クラスが一つしかないせいか、非常に団結力があって、生徒たちの仲はよかった。誰もが助け合い、慈しみ合い、尊重し合う。クラスメイトというよりも家族のような……それが源の記憶の中にある三年A組であった。
そんな中でも浮いた存在だったのが滝川さくらだった。
彼女は他の生徒と違い柿倉出身ではない。中学に入学したのと同時に県北より、この地にやってきた。
何でも両親が事故で他界し、柿倉に住む遠縁の親戚の元に身を寄せる事になったのだという。
そんな滝川の印象は、源の中では“変わり者”であった。
だから、後に彼女が芸能人になったと知ったときは妙に納得したものだった。
やはり、我々とは少し違う人間なのだと……。
兎に角、中学時代の滝川はどこか周囲を客観的に見ているようなところがあり、人の輪に入りたがろうとしなかった。
いつもつまらなそうな顔をしており、欠席も多かった。
源から見た滝川は周囲を見くだして、下に見ているような……そんな態度を取っているように思えた。
彼女について源が今でも忘れられない印象的なエピソードといえば、三年生の春先。
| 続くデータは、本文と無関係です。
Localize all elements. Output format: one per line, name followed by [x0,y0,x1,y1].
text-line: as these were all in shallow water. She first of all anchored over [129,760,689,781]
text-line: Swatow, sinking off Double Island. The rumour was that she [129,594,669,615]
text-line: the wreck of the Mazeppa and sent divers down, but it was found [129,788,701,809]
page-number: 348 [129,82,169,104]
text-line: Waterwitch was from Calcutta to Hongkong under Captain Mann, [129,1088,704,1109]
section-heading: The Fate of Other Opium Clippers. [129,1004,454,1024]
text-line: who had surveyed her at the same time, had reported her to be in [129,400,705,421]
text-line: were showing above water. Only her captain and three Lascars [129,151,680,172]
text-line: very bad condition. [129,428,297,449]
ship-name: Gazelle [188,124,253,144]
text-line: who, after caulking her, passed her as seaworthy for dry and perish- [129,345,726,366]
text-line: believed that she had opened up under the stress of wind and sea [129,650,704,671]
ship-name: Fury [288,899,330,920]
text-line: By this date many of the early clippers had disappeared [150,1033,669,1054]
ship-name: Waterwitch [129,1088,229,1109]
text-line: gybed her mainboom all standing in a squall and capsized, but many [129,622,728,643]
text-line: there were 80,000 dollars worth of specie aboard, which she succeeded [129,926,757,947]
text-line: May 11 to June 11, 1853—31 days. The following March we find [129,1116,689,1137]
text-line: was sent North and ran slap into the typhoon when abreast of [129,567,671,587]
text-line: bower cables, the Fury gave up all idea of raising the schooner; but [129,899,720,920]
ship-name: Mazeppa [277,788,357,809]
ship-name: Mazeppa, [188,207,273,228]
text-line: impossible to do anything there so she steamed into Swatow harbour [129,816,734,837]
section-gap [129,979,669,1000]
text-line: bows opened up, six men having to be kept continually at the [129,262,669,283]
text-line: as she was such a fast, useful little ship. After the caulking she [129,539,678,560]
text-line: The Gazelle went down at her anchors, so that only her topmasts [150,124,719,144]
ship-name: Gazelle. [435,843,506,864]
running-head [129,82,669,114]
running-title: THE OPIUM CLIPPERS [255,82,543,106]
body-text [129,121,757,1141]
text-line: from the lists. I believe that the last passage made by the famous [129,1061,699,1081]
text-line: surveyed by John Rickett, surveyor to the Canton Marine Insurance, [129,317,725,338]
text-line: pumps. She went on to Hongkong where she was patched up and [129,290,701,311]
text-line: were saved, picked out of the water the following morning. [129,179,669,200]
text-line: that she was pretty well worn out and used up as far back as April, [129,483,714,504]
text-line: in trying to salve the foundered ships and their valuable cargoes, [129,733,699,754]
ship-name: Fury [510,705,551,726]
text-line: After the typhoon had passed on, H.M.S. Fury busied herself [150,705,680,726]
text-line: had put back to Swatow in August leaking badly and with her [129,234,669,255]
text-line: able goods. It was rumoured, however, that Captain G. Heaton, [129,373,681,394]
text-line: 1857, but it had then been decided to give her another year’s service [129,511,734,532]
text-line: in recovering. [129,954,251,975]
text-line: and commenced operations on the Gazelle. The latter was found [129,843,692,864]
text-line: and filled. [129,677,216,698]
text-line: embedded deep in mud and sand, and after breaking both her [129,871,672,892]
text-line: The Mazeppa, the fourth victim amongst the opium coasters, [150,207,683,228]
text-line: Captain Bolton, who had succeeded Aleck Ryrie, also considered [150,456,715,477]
ある日の授業中の事だった。
窓際の席の滝川が、唐突に悲鳴をあげたのだ。
注目を集めたくてふざけただけなのだろうと源は考えて滝川を叱責した。
彼女には、そうした目立ちたがり屋の部分が少なからずあったからだ。
すると滝川は嫌々といった様子で、こんな事を言い始めた。
“今、グラウンドの方を見ていたら、変な杖を持った人が立っていて、ふっと消えた”
もちろん、源はおろかクラスメイトは誰も彼女の言う事を信じなかった。
しかし、その日からだった。
他の教員や生徒たちの中にも、変な杖を持った不審者を見たという者が現れ始めた。